Housed in a 19th-century factory building in Windsor, the fascinating American Precision Museum brings to life this region’s industrial past. It was here in the so-called Precision Valley that the technique of manufacturing interchangeable machine parts was perfected. The town of Springfield, in particular, became a center of the precision tool industry, a distinction that survived well into the 20th century.

Notably unchanged over the years is the 1787 Rockingham Meeting House, a historic gem in the town of Rockingham. It’s the oldest unaltered public building in Vermont, with a simple classical design that predates Vermont’s fancier steepled churches. Step farther back in time at Bellows Falls, where among the river rocks are Abenaki petroglyphs, or rock carvings, that date back centuries and possibly millennia.
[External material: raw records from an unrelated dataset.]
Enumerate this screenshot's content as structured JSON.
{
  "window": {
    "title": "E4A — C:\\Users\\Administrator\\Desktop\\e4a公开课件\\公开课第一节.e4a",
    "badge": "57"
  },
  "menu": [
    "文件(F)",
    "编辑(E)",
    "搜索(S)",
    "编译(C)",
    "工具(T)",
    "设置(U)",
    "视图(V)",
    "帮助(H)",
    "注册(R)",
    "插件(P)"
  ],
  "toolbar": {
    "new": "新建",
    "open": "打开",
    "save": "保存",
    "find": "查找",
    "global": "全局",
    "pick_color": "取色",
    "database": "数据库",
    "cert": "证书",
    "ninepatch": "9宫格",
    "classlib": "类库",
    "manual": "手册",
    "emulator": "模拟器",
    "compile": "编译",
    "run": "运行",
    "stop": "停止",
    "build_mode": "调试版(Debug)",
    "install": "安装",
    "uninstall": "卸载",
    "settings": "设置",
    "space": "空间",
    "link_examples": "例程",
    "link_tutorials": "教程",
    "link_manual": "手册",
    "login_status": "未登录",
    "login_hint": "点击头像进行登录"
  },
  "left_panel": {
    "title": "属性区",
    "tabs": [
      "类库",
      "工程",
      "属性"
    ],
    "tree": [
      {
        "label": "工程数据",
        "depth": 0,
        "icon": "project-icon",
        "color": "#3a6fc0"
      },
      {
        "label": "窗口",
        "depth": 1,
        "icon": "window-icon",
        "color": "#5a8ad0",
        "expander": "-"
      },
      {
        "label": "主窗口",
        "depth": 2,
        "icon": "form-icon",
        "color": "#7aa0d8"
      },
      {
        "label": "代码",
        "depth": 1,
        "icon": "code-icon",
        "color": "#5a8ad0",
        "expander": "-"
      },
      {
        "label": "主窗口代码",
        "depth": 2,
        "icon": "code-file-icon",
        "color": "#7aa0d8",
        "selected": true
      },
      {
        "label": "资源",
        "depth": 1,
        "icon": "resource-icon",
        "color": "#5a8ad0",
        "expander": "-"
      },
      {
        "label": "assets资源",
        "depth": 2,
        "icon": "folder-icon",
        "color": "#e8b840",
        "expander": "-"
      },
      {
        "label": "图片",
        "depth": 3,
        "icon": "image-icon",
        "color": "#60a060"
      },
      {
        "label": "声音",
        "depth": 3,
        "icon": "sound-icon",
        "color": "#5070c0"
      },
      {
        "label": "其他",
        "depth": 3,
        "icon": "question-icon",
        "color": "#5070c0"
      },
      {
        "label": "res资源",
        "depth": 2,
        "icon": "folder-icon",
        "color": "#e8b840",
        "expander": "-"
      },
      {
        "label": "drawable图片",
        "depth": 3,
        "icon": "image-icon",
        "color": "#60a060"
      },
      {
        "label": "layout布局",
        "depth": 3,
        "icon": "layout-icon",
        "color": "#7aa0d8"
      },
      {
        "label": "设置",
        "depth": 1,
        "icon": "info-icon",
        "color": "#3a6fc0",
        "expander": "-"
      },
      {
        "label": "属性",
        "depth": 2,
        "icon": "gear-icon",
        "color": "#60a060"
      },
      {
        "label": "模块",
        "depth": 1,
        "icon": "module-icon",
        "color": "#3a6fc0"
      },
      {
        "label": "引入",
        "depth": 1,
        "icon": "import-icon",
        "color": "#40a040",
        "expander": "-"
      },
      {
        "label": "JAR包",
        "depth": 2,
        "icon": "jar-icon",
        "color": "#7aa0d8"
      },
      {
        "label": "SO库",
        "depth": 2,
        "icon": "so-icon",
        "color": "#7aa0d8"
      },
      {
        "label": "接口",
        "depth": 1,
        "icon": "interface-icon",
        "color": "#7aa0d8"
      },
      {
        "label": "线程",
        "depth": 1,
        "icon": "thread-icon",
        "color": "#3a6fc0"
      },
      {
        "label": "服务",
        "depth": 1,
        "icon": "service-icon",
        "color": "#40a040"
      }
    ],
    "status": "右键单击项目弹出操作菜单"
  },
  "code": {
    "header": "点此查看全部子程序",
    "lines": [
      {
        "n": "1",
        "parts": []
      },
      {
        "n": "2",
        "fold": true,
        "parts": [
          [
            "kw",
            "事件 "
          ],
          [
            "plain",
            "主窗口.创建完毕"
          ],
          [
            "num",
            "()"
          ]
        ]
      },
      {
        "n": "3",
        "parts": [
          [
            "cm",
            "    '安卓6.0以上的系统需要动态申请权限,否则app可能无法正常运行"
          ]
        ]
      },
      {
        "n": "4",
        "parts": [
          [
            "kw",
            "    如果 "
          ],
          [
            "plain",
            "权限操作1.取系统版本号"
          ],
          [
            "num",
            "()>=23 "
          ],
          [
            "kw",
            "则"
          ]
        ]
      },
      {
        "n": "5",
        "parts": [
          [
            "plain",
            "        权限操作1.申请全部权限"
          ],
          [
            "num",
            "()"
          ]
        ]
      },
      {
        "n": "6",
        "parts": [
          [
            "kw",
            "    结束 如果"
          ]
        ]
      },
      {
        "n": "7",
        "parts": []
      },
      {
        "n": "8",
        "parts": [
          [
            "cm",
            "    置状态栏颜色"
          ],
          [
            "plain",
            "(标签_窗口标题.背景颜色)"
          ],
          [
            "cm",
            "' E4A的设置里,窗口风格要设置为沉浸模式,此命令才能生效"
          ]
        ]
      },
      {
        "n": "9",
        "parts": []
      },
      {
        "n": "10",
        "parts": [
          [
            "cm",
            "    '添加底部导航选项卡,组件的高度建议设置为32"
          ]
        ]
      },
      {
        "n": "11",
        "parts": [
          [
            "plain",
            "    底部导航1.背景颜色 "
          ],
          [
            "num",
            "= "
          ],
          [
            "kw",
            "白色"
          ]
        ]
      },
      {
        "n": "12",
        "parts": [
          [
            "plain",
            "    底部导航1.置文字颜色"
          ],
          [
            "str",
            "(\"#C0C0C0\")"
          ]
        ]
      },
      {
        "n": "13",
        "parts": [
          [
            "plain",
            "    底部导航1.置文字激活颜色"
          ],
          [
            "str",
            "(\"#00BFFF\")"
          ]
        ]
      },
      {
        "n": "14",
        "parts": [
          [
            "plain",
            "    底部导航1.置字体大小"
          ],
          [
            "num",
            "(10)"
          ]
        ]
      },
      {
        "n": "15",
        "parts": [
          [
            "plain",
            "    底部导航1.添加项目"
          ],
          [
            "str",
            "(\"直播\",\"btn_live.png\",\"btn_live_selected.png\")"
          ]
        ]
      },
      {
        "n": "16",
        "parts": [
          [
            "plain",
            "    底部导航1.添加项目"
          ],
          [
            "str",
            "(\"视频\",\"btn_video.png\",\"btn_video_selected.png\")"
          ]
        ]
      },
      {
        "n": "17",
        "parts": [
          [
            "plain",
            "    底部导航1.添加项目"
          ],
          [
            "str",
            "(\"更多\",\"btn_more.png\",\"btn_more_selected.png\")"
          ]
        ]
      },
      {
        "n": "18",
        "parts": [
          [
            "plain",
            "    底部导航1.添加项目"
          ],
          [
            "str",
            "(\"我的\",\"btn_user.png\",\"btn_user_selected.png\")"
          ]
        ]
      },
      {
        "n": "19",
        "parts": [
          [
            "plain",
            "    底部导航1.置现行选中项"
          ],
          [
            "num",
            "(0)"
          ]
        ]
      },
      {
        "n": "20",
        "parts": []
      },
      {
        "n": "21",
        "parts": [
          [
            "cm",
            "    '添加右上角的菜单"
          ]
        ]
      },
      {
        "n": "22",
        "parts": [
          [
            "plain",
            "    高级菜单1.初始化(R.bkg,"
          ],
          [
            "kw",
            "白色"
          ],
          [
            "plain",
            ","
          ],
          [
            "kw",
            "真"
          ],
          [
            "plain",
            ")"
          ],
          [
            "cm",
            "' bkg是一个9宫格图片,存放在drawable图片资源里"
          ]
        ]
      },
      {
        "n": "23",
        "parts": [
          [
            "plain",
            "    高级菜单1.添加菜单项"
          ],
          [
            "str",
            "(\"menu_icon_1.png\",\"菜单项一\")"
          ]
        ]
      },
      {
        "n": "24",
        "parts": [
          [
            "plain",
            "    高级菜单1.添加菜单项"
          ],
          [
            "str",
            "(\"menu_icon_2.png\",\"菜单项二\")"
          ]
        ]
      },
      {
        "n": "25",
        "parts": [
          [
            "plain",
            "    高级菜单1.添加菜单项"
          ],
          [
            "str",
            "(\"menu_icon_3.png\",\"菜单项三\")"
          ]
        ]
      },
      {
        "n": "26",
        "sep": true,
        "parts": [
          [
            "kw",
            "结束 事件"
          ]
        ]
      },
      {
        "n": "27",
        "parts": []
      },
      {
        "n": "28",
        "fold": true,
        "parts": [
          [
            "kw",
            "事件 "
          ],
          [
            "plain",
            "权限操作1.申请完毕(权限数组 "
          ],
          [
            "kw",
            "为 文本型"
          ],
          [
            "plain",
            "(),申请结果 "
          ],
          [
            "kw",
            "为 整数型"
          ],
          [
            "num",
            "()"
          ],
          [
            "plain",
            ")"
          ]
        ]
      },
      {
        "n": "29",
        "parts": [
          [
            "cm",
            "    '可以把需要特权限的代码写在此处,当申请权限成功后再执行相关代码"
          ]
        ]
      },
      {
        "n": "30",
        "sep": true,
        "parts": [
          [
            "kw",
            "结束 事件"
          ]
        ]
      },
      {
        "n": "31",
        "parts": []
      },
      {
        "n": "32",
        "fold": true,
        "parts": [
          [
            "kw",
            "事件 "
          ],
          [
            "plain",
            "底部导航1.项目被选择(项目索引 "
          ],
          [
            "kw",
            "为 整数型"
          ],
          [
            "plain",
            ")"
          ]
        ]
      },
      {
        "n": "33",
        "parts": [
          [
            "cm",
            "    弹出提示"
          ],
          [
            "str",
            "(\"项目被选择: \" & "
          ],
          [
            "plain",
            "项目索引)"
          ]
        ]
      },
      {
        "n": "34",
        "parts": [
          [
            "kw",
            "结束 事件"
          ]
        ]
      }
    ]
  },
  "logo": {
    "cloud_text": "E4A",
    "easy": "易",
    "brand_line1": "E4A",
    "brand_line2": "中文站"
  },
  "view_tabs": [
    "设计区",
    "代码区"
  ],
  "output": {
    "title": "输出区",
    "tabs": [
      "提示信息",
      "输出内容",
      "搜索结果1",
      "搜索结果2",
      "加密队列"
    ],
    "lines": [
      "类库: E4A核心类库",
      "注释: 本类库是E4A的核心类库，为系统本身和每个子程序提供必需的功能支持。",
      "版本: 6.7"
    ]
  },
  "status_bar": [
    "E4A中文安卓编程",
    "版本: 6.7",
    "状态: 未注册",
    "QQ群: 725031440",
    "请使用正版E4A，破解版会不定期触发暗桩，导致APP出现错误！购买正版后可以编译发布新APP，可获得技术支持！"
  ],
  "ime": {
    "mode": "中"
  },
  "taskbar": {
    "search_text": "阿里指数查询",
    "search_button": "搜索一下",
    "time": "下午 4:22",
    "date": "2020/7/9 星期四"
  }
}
Art and culture are front and center in Brattleboro, a reminder that new arrivals to Vermont in the 1960s and ’70s made this town an important stop and carried a lot of artistic talent along with their backpacks. May through December, monthly Gallery Walks enliven the downtown with music, crafts, food trucks, and more than a dozen art-centric stops, including the Brattleboro Museum & Art Center. The written word, too, gets its due at the annual Brattleboro Literary Festival, a don’t-miss fall highlight that has brought nearly 1,000 illustrious authors to this corner of Vermont since 2002.

And even here in the region’s largest town, a connection to the river valley’s fertile agricultural land is still strongly felt. Local ingredients inspire the seasonal menus at Brattleboro farm-to-table restaurants such as A Vermont Table and T.J. Buckley’s, and flavor the tasty artisan foods of Vermont Gelato and Tavernier Chocolates. And when apples come into season at Scott Farm, located just up the road in Dummerston, fresh-picked flavor comes in a dizzying array of choices. This Landmark Trust property grows 130 kinds of heirloom varieties—a crop that it celebrates each October with Heirloom Apple Day, filled with educational talks, tastings, and plenty of family fun.